Dheer believes there's a strong case for offering consumers the ability to open new accounts online, based on both consumer interest and new opportunities for banks.  "This is clearly a service that, although in the early stages, is being rapidly adopted as a mainstream application," said Dheer, whose company provides online software and services for account opening, payments and risk management. He made his comments during a May 3 teleconference entitled "Maximizing New Customer Acquisition Through An Integrated Channel Approach" hosted by Tampa-based OnsiteConference Inc.
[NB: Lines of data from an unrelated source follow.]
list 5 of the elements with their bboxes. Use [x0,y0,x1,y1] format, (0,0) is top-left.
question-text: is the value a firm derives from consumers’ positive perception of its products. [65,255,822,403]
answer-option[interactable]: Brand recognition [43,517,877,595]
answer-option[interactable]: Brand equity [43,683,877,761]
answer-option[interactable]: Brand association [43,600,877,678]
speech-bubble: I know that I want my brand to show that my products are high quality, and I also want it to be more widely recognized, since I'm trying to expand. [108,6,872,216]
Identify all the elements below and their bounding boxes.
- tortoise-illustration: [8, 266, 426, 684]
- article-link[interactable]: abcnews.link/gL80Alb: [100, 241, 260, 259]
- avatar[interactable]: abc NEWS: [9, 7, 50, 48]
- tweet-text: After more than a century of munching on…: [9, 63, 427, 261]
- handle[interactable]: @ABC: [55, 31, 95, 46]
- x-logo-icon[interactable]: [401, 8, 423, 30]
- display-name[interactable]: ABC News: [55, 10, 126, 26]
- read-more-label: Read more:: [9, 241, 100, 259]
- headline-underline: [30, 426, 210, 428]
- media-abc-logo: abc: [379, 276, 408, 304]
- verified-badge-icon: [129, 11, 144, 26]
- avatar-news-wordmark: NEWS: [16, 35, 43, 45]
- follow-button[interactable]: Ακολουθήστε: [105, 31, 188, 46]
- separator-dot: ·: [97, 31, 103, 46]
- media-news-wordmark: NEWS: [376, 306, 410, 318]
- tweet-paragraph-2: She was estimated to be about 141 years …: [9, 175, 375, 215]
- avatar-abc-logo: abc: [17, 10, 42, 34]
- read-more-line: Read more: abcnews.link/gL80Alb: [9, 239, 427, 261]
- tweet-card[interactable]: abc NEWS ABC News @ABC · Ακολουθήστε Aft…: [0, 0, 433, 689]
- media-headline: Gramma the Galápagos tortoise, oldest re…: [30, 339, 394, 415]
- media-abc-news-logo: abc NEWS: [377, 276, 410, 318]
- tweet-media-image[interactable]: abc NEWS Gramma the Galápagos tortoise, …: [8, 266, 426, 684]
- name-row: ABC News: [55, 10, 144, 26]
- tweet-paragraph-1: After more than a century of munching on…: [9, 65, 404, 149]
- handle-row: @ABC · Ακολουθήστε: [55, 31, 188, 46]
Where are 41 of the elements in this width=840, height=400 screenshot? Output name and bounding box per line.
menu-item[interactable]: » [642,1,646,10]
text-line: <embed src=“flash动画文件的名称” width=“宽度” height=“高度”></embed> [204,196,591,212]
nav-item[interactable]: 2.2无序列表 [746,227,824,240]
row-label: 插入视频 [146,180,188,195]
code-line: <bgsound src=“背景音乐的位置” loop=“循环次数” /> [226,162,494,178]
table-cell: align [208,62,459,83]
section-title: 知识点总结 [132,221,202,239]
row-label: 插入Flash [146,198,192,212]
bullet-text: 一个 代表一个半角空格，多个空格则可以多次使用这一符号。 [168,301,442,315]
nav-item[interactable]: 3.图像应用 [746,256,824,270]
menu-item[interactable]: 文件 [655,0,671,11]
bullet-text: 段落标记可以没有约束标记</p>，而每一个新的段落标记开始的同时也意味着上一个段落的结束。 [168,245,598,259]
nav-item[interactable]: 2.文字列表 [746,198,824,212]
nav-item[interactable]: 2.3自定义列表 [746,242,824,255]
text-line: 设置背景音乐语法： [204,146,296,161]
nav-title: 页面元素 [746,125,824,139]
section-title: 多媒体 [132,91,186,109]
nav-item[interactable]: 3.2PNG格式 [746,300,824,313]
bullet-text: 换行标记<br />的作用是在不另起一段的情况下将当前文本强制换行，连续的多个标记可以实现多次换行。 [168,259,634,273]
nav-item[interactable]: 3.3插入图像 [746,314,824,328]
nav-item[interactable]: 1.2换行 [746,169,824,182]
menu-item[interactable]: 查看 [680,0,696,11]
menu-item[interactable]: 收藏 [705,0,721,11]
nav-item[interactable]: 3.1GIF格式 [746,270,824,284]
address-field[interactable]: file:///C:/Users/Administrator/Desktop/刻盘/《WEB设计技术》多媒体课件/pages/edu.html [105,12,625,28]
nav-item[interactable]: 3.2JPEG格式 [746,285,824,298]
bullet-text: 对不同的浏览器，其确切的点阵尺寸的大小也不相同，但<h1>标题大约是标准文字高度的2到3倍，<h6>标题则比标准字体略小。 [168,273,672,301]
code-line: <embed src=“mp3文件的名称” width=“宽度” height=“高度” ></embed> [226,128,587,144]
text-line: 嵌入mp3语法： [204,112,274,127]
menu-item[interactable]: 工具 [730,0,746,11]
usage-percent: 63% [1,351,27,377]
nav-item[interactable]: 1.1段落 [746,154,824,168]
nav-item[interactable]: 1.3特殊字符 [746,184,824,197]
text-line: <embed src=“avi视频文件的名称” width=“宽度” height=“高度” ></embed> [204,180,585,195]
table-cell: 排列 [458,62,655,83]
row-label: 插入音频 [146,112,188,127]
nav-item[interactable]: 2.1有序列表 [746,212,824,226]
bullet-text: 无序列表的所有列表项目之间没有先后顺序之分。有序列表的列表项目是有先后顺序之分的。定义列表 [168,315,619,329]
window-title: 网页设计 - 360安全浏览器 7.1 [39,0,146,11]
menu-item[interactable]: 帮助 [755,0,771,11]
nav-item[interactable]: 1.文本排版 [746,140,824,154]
Dheer also cited CashEdge's own October 2006 survey of 400 online banking customers which found that 78% of these customers would open accounts over the Internet.

Top financial providers that have begun to offer online account-opening to their customers have already experienced a dramatic surge in the use of this service, according to Dheer.  He cited the 2006 announcement by Citigroup Inc. that it had gathered $3 billion in new deposits within just a couple of months of offering its own online savings product.  Similarly, Charlotte-based Wachovia Corp. reported in 2005 that it was opening nearly 15,000 accounts per month online, according to Dheer.

Among the "top tier of institutions, everyone either has a solution or has it in their plans," Dheer said, adding that the economic rationale is "compelling" from a bank's perspective. Banks that use automated online account-opening products can open and fund a new account for less than $20, compared to a cost of between $60 and $90 apiece for manual account openings, he said.

Also, because the online account approval and funding process is instant, Dheer estimates that between 50% and 70% of customers who apply actually complete the process. He suggested that banks make more of an effort to contact customers who did not complete the process. "Banks need to go after this low-hanging fruit," he said.

Retention rates could be improved by encouraging customers to set up recurring deposits or bill payments at the time they open their account, he added.

Dheer said that more banks are choosing to buy a solution for online account opening, as opposed to trying to build it themselves, particularly since the back-end tools that allow a bank to verify the customer's identity, sign and fund the account are complex and difficult to replicate.